The plaintiffs filed their case before a New York federal court alleging that 2008 amendments made to the Foreign Intelligence Surveillance Act violate the Constitution and allows monitoring and tapping the international communications of Americans unrelated with criminal or terrorist activities. The law protects telecom companies like AT&T, Verizon and others for allowing the government to use their network for improper wiretapping.
The Obama administration, which inducted the questionable amendments in the first place, wants the court to throw out the case, but first make the attempt to throw out the plaintiffs, so that , no one , ever, dares to challenge Big Brother Barrack again. Without addressing the constitutionality of the laws or the issues that have been raised, the government has submitted that civil rights activists do not have the legal standing to challenge wiretapping laws.

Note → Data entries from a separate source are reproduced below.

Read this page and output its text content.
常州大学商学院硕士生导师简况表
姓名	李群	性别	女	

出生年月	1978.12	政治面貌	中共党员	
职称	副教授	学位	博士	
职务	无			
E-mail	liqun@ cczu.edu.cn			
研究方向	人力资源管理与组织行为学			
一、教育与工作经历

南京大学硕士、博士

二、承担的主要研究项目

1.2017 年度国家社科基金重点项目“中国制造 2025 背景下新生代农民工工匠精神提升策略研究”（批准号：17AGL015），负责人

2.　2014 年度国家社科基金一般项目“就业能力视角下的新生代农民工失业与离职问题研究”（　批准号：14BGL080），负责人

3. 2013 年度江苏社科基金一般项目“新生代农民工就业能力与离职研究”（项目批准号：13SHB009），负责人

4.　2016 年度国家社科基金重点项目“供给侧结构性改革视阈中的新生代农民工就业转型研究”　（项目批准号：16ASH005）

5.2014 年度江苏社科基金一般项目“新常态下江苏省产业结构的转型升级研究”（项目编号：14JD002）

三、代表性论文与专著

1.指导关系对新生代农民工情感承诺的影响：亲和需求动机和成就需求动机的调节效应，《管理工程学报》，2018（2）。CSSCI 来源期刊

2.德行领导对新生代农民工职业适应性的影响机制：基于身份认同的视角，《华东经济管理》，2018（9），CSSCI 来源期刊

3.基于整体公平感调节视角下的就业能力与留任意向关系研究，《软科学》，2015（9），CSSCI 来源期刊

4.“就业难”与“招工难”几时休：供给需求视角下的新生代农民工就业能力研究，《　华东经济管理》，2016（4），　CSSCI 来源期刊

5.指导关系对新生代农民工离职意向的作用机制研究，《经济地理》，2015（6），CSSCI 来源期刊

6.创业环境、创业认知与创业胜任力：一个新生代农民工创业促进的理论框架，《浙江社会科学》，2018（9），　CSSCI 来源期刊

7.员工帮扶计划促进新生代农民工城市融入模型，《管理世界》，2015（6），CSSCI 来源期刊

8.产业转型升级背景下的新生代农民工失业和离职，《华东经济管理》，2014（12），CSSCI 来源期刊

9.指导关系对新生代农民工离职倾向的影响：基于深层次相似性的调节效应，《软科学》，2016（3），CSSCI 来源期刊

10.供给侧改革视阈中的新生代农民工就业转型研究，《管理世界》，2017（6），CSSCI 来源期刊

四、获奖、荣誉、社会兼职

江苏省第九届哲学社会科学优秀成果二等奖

The ACLU lawyer, Jameel Jaffer told the media “The constitutionality of the government’s surveillance powers can and should be tested out in court… We are hopeful that the Supreme Court will agree.”
The courts, of course, with their troublesome ways of meddling with the affairs of Big Brother Barrack have pushed the case up to the Supreme Court, without allowing it to get dismissed. The Court of Appeals for the 2nd Circuit in New York held that the lawsuit could proceed and that U.S. lawyers, activists and journalists have a right cause of concern, because if they were on a phone call where the party at the other end was a target of surveillance the law allowed the government to tap the conversation.
Especially in case of journalists who work on international news and do investigative journalism, as well as lawyers, the law has caused terror. The alternative to a phone call has become a costly and risky operation of travelling to a foreign country to talk face to face with people.
The Justice Department held the appeals court to be lax and lenient in its interpretations which did not suit Big Brother and said that concerns over government surveillance were “completely speculative.”
Does anyone in this country still remember Nixon?